Pegou o telefone e ligou imediatamente para Aline. precisava também tirar algumas dúvidas com a amiga. Nem pensava mais em professor, apresentação, nem muito menos em final da história. Só nas malditas coincidências.






- Alô, Aline. É a Julinha.


- Diz, Ju, já leu as histórias? - perguntou a simpática Aline.


- Você combinou alguma coisa com a Zeza? - questionou Julinha.


- Claro que não!


- Olha, sua história está tal qual seu pai contou?


- Do mesmo jeito que papai me contou.


- Sim. Inventou o nome Tuca, fazendo uma homenagem ao nome da mãe de Zeza, certamente.


- Não, Julinha, foi coincidência. O nome da vendedora de doces da história de papai era Tuca mesmo.


- E quem contou essa história para seu Roberto? - perguntou Julinha com curiosidade.


- Agora sim, Julinha, foi uma história que ele ouviu na infância - sorriu Aline.


- Por que tanta pergunta? Tá tão confuso assim fazer o final? - perguntou Aline.


- Que nada! O começo e o meio é que estão complicados! Por enquanto não estou nem pensando no final para essa história. Olha, vou ter que desligar, pois preciso de outras informações. Não fala nada para a Zeza que liguei pra você, olha a nossa combinação!


- Tá certo – falou a obediente Aline.






Julinha foi até a sala da pensão e encontrou dona Clarisse assistido televisão. Desligou e olhou firme para a dona da pensão.






- Me escuta! - em tom de angústia.


- Menina! Tava na melhor parte da novela - reclamou dona Clarisse.


- Desculpa, dona Clarisse, mas eu preciso te perguntar umas coisas - falou Julinha sentando-se ao lado de dona Clarisse.


- Fala, minha doidinha - disse a dona da pensão em tom carinhoso.


- Os nomes? – perguntou Julinha nervosa.


- Nomes de quem? - sem entender.


- Da vendedora de doces que se apaixonou pelo universitário dentro do ônibus.


- Mas meu Deus! Lembrasse dessa história?


- Os nomes, dona Clarisse.


- Ela era Tuca e ele era Beto.


- E essa história existiu? - segurou no braço de dona Clarisse.


- Claro, filha. Presenciei tudo - assustou-se dona Clarisse pelo interrogatório de Julinha.


- E o nome do circo? - implorou.


- Acho que a Tuca nunca me disse o nome do circo que eles começaram o namoro - falou pensativa.


- Nem a senhora tinha me dito que eles haviam começado o namoro no circo.
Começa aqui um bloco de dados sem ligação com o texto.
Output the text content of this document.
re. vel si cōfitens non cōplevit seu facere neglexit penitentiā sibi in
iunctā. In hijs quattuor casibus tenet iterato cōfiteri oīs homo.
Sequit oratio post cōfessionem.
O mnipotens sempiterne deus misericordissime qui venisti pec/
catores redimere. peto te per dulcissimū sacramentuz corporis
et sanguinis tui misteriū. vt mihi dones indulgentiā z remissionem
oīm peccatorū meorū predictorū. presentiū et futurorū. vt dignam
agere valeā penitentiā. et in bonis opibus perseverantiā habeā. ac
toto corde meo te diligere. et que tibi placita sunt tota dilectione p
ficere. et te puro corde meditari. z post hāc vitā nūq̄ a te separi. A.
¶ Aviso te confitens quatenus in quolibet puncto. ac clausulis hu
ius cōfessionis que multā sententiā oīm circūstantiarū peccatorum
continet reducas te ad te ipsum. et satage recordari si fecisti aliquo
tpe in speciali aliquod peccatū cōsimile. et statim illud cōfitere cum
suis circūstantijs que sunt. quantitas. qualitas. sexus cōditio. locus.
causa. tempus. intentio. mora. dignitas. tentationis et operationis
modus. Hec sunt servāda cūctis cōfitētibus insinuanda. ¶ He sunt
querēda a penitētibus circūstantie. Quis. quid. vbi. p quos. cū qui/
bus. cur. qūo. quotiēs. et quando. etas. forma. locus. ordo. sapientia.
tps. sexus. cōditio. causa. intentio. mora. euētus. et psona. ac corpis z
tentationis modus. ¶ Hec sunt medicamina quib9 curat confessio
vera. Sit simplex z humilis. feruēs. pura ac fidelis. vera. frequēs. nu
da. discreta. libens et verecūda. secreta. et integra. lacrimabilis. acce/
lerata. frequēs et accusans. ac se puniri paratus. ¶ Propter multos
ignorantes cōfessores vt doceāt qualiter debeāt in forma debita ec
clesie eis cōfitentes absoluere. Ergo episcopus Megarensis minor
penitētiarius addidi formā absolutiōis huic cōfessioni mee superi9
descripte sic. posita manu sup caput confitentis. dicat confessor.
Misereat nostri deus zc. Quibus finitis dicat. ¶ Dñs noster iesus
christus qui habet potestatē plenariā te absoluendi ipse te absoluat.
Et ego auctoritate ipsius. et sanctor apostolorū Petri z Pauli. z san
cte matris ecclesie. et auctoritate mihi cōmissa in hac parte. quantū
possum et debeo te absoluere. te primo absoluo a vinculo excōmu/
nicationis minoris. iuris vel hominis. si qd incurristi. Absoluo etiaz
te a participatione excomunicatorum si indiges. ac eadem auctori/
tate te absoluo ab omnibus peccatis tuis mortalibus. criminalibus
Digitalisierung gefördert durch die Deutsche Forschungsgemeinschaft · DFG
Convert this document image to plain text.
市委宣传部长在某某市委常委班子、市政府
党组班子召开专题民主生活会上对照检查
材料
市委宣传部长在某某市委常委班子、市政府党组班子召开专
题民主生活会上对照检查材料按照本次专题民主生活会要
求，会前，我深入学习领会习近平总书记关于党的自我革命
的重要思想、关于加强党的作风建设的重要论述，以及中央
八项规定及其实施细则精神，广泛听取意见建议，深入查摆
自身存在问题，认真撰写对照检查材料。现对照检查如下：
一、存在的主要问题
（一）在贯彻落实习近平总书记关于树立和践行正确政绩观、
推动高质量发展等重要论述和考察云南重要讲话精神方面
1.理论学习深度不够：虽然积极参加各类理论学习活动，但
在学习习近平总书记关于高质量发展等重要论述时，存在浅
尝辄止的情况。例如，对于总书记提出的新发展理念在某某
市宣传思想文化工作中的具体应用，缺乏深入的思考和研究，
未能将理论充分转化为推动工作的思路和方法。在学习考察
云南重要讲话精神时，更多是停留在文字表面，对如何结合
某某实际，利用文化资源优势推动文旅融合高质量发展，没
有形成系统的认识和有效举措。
- Então como você descobriu? - estranhou dona Clarisse.


- Deixa pra lá. Essa Tuca era muito sua amiga? - insistiu Julinha nas perguntas.


- Ô! E como! Vivia comendo os doces dela. E o nome desse rapaz decerto era Roberto – falou Julinha tentando ir mais além.


- Era sim! Roberto Albuquerque.


- Então quer dizer que Roberto Albuquerque é Beto, Betinho?


- Menina. Tenha dó! Aonde você quer chegar? - levantou-se com dificuldade do sofá.


- No final da história, dona Clarisse, no final da história! – falou Julinha indo para a cozinha beber um copo com água - Dona Clarisse, a senhora ainda tem contato com essa doceira da história? - perguntou Julinha voltando da cozinha com o copo na mão.


- Disse a você que nunca mais tive notícias. Nem ela deu notícias, nem eu fui mais atrás.


- O que ela fez, depois que teve a filha desse Beto?


- Num tô dizendo a você que Tuca sumiu no mundo. Fez uma ligação para mim e desse dia pra cá, nem, nem. Ela na verdade vinha ter a filha na capital, ia ficar na minha casa, mas acabou tendo o filho no meio do caminho. Ela não queria dizer a mãe dela que estava grávida, escondeu a barriga os nove meses de dona Ana Cecília.


- E o pai dessa doceira? - perguntou Julinha.


- Tuca não teve pai. Morreu atropelado. Ela ainda estava na barriga da mãe.


- Atropelado! Não conheceu a tal Tuca? Como é o nome desse homem?


- É querer demais, eu sei lá o nome do pai de Tuca!